Fifteen months in the making, a bill changing how health care in Minnesota is provided and paid for was approved late Monday by the Legislature, a measure one sponsor said "is at least the first stage on the road to health-care reform."

However, the bill faces a possible veto when it reaches Gov. Tim Pawlenty, who has expressed misgivings, and the 83-50 vote by which it cleared the House was short of the margin needed for an override. The Senate approved the measure 53-13.

Although significant, the changes provided by the bill are far less dramatic than those recommended at the start of the session by separate panels appointed by the governor and the Legislature.

The bill would start a statewide campaign to reduce smoking and obesity and offer public data on the quality and costs of doctor and hospital services.

The bill would also certify doctors and clinics that provide "medical homes" with comprehensive and coordinated care, and expand eligibility to add about 40,000 people to MinnesotaCare, the insurance program for lower-income working poor.

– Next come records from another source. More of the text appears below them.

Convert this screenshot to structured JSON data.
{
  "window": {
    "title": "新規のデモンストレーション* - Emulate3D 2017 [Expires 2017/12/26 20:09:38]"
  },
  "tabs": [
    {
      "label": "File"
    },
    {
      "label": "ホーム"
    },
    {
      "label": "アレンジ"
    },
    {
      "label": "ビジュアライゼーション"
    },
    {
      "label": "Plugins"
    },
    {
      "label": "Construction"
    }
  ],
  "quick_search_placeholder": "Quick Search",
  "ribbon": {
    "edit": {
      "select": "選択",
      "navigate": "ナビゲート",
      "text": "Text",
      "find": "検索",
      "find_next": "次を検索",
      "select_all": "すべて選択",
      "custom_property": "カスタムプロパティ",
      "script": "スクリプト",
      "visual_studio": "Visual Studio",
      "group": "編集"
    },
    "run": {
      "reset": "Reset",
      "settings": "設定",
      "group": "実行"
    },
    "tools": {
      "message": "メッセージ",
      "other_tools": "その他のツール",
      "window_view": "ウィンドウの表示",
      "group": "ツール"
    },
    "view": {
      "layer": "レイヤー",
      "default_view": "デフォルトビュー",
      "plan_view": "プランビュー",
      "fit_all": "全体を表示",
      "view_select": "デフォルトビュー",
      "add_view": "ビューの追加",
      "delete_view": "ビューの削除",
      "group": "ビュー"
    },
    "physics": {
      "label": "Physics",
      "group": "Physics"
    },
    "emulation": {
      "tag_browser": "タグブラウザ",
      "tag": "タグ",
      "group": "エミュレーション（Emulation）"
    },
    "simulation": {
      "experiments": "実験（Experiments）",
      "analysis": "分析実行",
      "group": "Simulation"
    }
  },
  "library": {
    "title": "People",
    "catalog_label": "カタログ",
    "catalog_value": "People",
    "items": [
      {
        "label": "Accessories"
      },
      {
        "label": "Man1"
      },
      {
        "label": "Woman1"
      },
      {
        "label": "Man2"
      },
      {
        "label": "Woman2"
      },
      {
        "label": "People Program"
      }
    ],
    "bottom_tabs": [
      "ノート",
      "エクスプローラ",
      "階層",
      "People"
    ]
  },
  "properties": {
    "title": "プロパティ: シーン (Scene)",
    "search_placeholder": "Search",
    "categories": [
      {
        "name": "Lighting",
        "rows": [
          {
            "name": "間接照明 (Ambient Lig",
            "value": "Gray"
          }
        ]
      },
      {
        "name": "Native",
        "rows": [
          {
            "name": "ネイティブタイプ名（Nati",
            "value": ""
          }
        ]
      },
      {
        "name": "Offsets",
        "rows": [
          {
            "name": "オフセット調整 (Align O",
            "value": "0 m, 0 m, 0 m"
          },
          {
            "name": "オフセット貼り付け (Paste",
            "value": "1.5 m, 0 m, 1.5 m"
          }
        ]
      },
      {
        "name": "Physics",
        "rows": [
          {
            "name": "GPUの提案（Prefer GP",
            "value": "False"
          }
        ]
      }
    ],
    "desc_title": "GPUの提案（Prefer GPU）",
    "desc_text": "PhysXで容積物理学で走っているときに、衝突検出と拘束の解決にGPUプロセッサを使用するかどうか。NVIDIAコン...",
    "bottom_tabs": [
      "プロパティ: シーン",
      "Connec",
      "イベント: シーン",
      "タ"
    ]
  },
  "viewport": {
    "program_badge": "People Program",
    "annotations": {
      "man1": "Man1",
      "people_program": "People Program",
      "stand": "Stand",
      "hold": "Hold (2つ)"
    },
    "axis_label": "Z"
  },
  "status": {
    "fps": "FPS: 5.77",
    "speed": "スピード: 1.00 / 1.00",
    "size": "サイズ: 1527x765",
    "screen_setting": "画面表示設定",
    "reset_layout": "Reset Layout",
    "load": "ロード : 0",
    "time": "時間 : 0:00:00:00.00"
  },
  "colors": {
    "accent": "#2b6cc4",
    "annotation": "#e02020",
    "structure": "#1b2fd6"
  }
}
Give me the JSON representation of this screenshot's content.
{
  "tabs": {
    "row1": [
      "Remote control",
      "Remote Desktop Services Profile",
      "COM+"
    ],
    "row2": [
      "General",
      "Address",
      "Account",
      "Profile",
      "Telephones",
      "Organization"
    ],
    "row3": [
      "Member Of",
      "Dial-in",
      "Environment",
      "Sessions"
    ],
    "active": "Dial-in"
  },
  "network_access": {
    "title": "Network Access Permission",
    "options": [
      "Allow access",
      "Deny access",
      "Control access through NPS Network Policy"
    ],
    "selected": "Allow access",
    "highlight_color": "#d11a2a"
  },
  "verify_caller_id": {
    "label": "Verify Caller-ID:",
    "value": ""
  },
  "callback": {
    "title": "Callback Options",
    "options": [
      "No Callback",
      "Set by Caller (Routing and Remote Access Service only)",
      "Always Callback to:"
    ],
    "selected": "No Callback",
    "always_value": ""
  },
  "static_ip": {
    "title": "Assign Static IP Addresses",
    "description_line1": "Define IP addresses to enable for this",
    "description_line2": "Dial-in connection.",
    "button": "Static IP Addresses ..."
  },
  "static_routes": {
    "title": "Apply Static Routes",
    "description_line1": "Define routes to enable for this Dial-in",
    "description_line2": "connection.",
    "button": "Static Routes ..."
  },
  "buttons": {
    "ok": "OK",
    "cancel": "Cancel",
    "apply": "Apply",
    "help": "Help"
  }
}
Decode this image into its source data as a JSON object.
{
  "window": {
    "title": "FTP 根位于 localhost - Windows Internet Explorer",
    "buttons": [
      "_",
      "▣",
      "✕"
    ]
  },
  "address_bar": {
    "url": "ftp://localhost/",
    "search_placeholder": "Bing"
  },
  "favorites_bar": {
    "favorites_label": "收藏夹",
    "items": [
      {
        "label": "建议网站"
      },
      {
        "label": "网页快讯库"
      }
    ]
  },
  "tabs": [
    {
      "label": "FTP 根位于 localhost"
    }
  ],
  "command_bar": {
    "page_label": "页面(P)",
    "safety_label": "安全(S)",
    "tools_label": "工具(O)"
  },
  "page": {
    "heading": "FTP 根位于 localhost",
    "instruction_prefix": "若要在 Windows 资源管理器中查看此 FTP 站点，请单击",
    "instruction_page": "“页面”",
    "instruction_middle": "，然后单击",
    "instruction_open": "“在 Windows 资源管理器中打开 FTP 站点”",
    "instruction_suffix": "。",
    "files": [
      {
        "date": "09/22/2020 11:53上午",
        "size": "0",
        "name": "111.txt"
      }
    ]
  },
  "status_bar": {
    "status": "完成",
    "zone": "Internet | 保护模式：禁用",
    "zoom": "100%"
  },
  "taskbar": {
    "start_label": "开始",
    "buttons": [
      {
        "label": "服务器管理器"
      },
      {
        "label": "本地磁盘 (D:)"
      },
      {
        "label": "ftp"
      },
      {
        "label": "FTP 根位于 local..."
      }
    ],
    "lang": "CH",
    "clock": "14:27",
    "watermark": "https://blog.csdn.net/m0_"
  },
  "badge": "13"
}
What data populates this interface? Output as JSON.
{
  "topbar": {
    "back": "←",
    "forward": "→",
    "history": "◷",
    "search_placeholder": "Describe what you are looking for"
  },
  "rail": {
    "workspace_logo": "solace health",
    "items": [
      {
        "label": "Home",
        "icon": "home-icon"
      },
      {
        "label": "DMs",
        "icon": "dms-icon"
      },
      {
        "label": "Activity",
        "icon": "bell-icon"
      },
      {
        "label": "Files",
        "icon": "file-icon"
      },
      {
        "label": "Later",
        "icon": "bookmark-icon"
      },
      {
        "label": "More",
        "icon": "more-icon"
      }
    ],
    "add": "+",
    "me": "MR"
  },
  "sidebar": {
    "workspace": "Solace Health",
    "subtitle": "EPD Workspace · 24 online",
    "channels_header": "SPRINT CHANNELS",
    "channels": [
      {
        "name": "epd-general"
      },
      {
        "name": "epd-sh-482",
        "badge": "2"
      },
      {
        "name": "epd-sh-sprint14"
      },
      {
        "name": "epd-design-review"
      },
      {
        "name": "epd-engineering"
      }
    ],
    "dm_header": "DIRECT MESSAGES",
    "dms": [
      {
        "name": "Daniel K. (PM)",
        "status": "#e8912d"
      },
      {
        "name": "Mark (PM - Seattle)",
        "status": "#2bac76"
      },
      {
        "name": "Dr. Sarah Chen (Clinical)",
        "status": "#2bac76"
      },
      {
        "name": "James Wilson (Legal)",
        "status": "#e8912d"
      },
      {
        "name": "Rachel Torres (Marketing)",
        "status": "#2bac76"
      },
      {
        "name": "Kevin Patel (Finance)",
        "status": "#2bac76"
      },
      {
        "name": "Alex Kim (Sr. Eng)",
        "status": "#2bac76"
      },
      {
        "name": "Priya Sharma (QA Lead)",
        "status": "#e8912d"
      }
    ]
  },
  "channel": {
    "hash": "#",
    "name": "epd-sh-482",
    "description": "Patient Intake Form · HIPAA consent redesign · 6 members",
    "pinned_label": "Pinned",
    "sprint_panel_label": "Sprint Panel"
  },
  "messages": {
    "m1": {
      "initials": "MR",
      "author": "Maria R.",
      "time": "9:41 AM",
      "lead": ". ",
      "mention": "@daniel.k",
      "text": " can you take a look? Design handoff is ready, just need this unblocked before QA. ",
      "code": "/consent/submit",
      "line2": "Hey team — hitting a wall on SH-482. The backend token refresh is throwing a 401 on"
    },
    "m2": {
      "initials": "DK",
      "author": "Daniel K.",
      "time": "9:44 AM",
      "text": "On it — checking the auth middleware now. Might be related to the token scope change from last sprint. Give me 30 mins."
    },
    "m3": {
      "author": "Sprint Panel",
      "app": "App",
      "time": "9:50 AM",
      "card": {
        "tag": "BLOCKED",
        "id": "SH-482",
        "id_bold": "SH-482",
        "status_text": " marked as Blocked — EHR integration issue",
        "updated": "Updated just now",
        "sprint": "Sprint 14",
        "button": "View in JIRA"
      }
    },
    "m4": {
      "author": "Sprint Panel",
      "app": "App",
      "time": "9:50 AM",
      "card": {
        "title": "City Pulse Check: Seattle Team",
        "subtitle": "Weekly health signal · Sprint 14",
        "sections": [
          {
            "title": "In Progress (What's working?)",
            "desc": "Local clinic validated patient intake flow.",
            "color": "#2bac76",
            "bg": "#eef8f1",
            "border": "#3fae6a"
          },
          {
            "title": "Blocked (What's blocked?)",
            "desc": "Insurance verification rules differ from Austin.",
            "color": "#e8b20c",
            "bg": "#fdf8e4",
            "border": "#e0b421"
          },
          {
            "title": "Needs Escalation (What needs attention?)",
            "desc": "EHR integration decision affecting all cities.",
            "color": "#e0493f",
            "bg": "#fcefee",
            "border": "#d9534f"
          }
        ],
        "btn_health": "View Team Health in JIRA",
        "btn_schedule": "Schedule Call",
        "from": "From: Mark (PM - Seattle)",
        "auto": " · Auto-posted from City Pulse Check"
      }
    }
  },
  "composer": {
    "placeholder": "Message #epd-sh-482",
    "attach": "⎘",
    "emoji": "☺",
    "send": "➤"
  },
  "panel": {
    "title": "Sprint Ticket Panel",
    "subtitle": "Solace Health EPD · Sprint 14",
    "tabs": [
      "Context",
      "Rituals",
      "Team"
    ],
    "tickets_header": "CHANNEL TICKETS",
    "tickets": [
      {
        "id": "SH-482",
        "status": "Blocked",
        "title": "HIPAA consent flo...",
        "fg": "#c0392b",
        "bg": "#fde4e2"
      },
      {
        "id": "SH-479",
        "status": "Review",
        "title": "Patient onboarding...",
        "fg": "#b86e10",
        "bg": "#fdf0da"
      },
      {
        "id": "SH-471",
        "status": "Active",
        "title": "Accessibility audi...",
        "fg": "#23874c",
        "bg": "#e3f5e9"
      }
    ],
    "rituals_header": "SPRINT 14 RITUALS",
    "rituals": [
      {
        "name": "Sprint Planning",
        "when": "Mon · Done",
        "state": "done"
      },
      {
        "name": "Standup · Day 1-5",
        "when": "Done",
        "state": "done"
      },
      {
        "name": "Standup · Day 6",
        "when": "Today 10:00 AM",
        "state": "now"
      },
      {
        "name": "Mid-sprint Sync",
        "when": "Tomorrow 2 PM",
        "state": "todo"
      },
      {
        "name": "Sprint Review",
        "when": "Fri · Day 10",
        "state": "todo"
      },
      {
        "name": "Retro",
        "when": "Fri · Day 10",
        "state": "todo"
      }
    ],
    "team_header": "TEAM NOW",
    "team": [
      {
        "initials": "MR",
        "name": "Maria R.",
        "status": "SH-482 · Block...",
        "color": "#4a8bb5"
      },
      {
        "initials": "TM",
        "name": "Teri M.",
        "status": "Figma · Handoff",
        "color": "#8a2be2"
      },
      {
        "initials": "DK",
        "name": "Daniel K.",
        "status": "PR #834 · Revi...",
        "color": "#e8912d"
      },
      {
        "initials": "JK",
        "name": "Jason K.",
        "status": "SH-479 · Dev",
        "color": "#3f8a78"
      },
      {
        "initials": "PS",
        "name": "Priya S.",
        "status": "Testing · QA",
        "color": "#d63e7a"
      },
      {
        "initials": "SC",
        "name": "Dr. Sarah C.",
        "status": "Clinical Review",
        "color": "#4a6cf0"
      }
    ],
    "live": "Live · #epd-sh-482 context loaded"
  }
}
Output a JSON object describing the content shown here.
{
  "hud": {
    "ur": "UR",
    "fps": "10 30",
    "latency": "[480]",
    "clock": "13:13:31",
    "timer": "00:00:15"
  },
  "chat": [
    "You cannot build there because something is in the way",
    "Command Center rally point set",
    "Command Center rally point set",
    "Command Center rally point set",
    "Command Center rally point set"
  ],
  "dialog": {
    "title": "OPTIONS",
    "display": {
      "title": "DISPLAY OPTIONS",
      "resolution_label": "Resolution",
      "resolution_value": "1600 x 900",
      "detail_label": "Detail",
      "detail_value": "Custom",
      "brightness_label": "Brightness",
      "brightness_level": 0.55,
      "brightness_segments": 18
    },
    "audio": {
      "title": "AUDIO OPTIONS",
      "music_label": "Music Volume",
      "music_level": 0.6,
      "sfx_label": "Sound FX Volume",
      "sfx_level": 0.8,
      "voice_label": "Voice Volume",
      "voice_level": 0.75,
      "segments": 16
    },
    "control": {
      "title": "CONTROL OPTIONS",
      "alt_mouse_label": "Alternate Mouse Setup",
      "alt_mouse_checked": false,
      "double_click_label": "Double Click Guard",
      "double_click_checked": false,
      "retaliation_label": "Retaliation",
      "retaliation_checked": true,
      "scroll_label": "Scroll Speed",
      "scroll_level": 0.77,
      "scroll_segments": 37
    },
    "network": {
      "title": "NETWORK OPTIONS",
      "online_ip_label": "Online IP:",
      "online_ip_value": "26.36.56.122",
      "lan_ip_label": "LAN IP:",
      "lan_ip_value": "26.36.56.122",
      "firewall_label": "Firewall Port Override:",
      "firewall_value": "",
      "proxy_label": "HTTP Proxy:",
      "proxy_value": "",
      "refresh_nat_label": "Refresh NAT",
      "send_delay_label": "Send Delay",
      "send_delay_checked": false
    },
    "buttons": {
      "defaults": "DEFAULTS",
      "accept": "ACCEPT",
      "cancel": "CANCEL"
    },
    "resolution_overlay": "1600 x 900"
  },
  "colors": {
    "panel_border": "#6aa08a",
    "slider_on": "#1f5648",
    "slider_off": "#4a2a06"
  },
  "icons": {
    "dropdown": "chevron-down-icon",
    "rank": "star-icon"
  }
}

Even that scaled-back version still may be vetoed, however. Pawlenty has proposed using some of the Health Care Access Fund reserves to balance the state budget, leaving less for the health-care bill.

At a news briefing earlier Monday, he complained that the bill would spend most of the reserves without resolving budget issues. "We're having a hard time paying for the [budget items] we have, much less adding the new ones," he said.

Pawlenty also has taken issue with the expansion of the MinnesotaCare program at a time when medical care is consuming an ever-greater portion of government budgets.

During House debate Monday night, Rep. Laura Brod, R-New Prague, said: "Throwing more people into a public system is not reform. It's more of the same."